Comporta una «ispirazione catecumenale» dell’annuncio e di ogni altra esperienza cristiana, per cui il soggetto è posto nella condizione di rendersi conto di ciò che gli viene offerto, sa di essere responsabile di una scelta davanti ad un dono, avverte di essere in cammino con tanti, entro una strada segnata che gli consente l’ampiezza del passo, ma non una direzione di marcia diversa.
Dinamiche di crescita
La soggettività credente di una persona è la persona stessa colta nel momento alto della sua coscienza e libertà. Può capitare che essa sia falsata o disorientata, ma allora la via migliore non è di sopprimerla, ma di agire su coscienza e libertà per un esito migliore.
Con realismo, siamo d’accordo, come già nella vita di Gesù, che poco o tanto degli atteggiamenti attuali dei giovani verso la proposta evangelica sono inadeguati e non di rado errati. Si rendono necessarie una robusta correzione di rotta e una solida maturazione. All’educatore cristiano – altra qualifica migliore non c’è – è raccomandabile una dinamica di intervento strutturata su tre momenti: l’incontro, il confronto, l’invocazione.
– Fare della proposta di fede un incontro vuol dire, come già nel vangelo, mettere un giovane in relazione vitale non semplicemente con idee o riti o impegni cristiani, ma con persone vive che incarnano in sé quelle idee, riti ed impegni. In tale modo l’incontro stimola nel giovane la soggettività ad esserci, perché a lui la fede appare come soggettività esistente e convincente in persone concrete.

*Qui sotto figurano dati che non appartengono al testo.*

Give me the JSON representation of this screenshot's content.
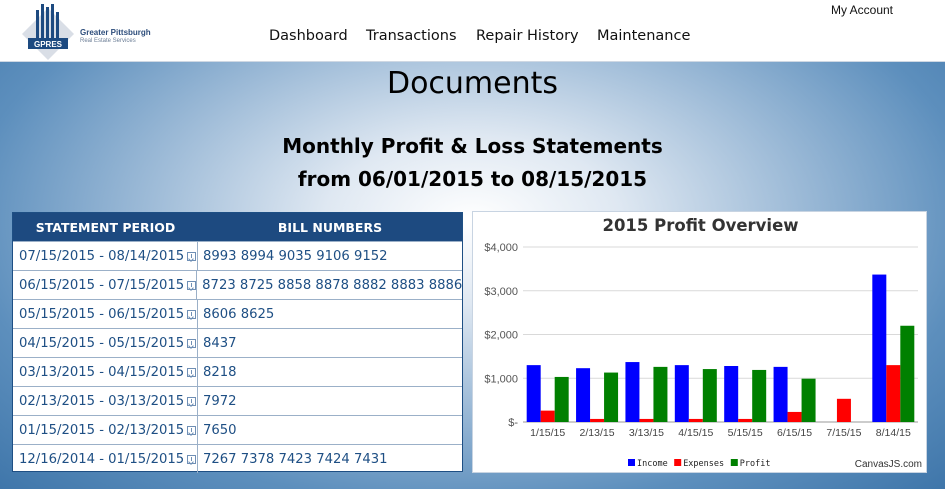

– Mettere la proposta di fede in condizione di confronto vuol dire collegarla a quell’insieme di fattori che permettono di vedere soggettività credenti diverse dalla propria, e spesso migliori. Questo stimola la soggettività personale a verificarsi e dunque a migliorarsi e correggersi. In questo ambito viene opportuna l’attenzione ad eminenti uomini biblici e postbiblici (figure significative di santi/e, testimoni cristiani/e), ed anche l’attenzione ai documenti di fede (Bibbia, Simboli, dottrina della Chiesa) che altro non sono che codificazioni della fede e prassi di credenti, di un popolo di credenti. Il titolo «Io credo – Noi crediamo» posto sul limitare del Catechismo della Chiesa Cattolica esprime bene nella condivisione e coedificazione la garanzia di sane soggettività cristiane.
– Infine la proposta di fede che va messa – è una esigenza intrinseca – in un contesto di preghiera, aiuta la persona a riconoscere radicata sempre nel mistero della grazia l’esperienza di fede che è pure frutto della propria decisione.

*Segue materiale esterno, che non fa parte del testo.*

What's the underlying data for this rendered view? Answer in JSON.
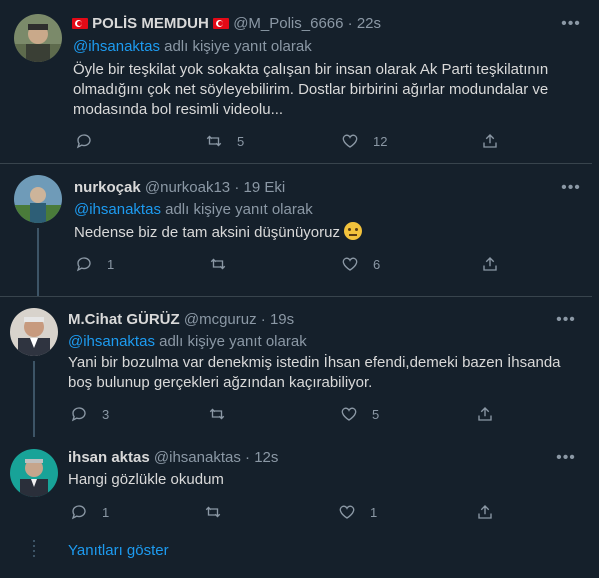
{
  "tweets": [
    {
      "name": "POLİS MEMDUH",
      "handle": "@M_Polis_6666",
      "dot": "·",
      "time": "22s",
      "reply_mention": "@ihsanaktas",
      "reply_suffix": "adlı kişiye yanıt olarak",
      "text": "Öyle bir teşkilat yok sokakta çalışan bir insan olarak Ak Parti teşkilatının olmadığını çok net söyleyebilirim. Dostlar birbirini ağırlar modundalar ve modasında bol resimli videolu...",
      "replies": "",
      "retweets": "5",
      "likes": "12"
    },
    {
      "name": "nurkoçak",
      "handle": "@nurkoak13",
      "dot": "·",
      "time": "19 Eki",
      "reply_mention": "@ihsanaktas",
      "reply_suffix": "adlı kişiye yanıt olarak",
      "text": "Nedense biz de tam aksini düşünüyoruz",
      "replies": "1",
      "retweets": "",
      "likes": "6"
    },
    {
      "name": "M.Cihat GÜRÜZ",
      "handle": "@mcguruz",
      "dot": "·",
      "time": "19s",
      "reply_mention": "@ihsanaktas",
      "reply_suffix": "adlı kişiye yanıt olarak",
      "text": "Yani bir bozulma var denekmiş istedin İhsan efendi,demeki bazen İhsanda boş bulunup gerçekleri ağzından kaçırabiliyor.",
      "replies": "3",
      "retweets": "",
      "likes": "5"
    },
    {
      "name": "ihsan aktas",
      "handle": "@ihsanaktas",
      "dot": "·",
      "time": "12s",
      "text": "Hangi gözlükle okudum",
      "replies": "1",
      "retweets": "",
      "likes": "1"
    }
  ],
  "show_replies": "Yanıtları göster",
  "icons": {
    "reply": "reply-icon",
    "retweet": "retweet-icon",
    "like": "heart-icon",
    "share": "share-icon",
    "more": "more-icon"
  },
  "colors": {
    "background": "#15202b",
    "accent": "#1d9bf0",
    "muted": "#8b98a5",
    "divider": "#38444d"
  }
}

La soggettività credente accetta quindi di essere costantemente aperta all’invocazione, alla conversione, al dono, a costruirsi «nella misura che conviene alla piena maturità di Cristo» (Ef 4, 13).
NOTA
[1] Tra le più recenti, ricordiamo la ricerca e studio amplissimi dell’Istituto di Teologia Pastorale dell’Università Salesiana, L’esperienza religiosa dei giovani, 4 voll, LDC, Leumann 1995-1997.